• America & The World Local, Transnational, and Global Perspectives

    In a world marked by increasing exchange between peoples, cultures and societies, History is key to understanding contemporary issues such as the future of democracy, the nature of citizenship and rights, the origins and conduct of war, the foundations of racial and ethnic conflict and tolerance, and poverty and prosperity.

    The Northeastern History Department invites you to explore this website. We welcome majors and non-majors to study a great range of subjects with a nationally and internationally acclaimed research faculty. Examples of topics we address include the American Revolution; Cities in Africa; the History of Boston and New England; the Holocaust and Comparative Genocide; the History of Espionage; the Japanese Empire; the U.S. West; Dictatorships in East Asia; European Fascism; Empires in World History; History of Gender and Sexuality; the Vietnam Wars; African American History; Russian Civilization; or the History of Science and Technology. Students work closely with faculty to develop a critical understanding of the past, and to hone their intellectual and analytical skills.

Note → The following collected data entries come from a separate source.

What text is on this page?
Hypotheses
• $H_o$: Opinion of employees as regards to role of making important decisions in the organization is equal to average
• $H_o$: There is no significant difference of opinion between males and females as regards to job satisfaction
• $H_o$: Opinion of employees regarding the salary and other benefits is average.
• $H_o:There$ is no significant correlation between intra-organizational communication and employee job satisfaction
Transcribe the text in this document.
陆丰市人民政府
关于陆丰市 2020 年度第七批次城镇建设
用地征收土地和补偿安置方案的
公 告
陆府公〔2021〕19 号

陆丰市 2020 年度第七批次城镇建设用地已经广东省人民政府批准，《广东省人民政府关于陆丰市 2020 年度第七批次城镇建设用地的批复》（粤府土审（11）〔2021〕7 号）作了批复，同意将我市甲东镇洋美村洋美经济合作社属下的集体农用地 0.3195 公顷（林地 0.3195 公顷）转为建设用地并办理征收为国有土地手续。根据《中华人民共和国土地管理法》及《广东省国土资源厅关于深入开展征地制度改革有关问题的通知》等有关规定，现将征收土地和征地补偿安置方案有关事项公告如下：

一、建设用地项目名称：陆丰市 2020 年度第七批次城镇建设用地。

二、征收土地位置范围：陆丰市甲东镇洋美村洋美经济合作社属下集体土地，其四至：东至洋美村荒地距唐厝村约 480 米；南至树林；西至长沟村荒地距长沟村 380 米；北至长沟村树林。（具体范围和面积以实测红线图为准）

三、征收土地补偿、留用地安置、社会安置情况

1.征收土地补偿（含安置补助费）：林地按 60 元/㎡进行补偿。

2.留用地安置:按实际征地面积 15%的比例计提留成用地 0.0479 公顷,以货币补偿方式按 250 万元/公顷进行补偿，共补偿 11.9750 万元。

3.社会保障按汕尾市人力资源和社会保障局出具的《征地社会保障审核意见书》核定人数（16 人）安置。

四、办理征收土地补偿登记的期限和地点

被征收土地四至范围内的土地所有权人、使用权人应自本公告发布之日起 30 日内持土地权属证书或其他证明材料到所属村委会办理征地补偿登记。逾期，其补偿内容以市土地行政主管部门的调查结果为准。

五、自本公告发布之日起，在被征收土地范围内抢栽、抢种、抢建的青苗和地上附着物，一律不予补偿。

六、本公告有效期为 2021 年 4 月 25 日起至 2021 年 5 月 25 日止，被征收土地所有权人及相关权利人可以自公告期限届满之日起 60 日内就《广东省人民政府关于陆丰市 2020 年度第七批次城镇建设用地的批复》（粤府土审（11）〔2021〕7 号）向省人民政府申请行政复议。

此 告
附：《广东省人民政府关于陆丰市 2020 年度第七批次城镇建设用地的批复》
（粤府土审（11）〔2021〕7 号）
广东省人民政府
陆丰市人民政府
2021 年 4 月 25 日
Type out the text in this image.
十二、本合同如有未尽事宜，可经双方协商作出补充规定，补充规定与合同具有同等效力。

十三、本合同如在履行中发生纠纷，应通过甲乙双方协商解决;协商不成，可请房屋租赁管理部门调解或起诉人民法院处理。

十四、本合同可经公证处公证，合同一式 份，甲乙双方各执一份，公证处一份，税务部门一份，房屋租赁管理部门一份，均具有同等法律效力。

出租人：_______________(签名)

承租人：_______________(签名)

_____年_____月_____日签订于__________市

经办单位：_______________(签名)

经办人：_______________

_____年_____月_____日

    For majors, History at Northeastern emphasizes the study of national and regional histories as well as of the global exchanges between nations, regions, and cultures. Experience in conducting original research is a hallmark of the undergraduate program. Faculty research and teaching focus on Africa, Asia, the Americas, Europe, Russia and the Soviet Union, the Atlantic World, the Middle East, and on the histories of race; imperialism and colonialism; violence and war; political and social movements; cultural history; women and gender; and public history. With guidance from their faculty mentors, History majors have won numerous research scholarships. In addition to University-sponsored semester abroad programs, History students regularly participate in month-long summer Dialogues of Civilization courses taught by History faculty in world cities, such as Prague, Istanbul, Accra, Beirut, Budapest, or Beijing.

    Knowledge of the past is also about building the future. History teaches crucial skills in analytical thinking, research processes, writing, oral expression, and multi-media presentation. In other words, History courses open up intellectual horizons--and impart skills for any career path. History majors have worked on Co-op in law firms, an art auction house, the State Department, the Massachusetts State House, Newton Pubilc Schools, and the State Archives among many other locations. Northeastern University History students have successfully pursued careers in law, management and administration, business, university teaching and scholarship, secondary school education, journalism, medicine, government agencies and NGOs, and in public history as film-makers, archivists, and administrators of historical sites.

    At the graduate level, the Department of History at Northeastern University offers three programs. The Ph.D. and M.A. programs focus on global approaches to historical analysis in research and teaching, and the M.A. with a concentration in Public History is geared toward students who wish to work in historical organizations. The Doctoral Program is one of few Ph.D. programs in the country that specifically emphasizes world history as a primary field of study, and is recognized for its particular strengths in gender, social, and cultural history. The American Historical Association Committee on Graduate Education cited Northeastern's World History Program as being "in the vanguard of these studies."

    The Department of History maintains strong ties to a variety of interdisciplinary programs in the College of Social Sciences and Humanities, including Cinema Studies, Asian Studies, International Affairs, Women, Gender, and Sexuality Studies, Jewish Studies, and Environmental Studies. History is part of the new School of Public Policy and Urban Affairs. The Department is home to the New England Quarterly the prestigious historical review of New England life and letters.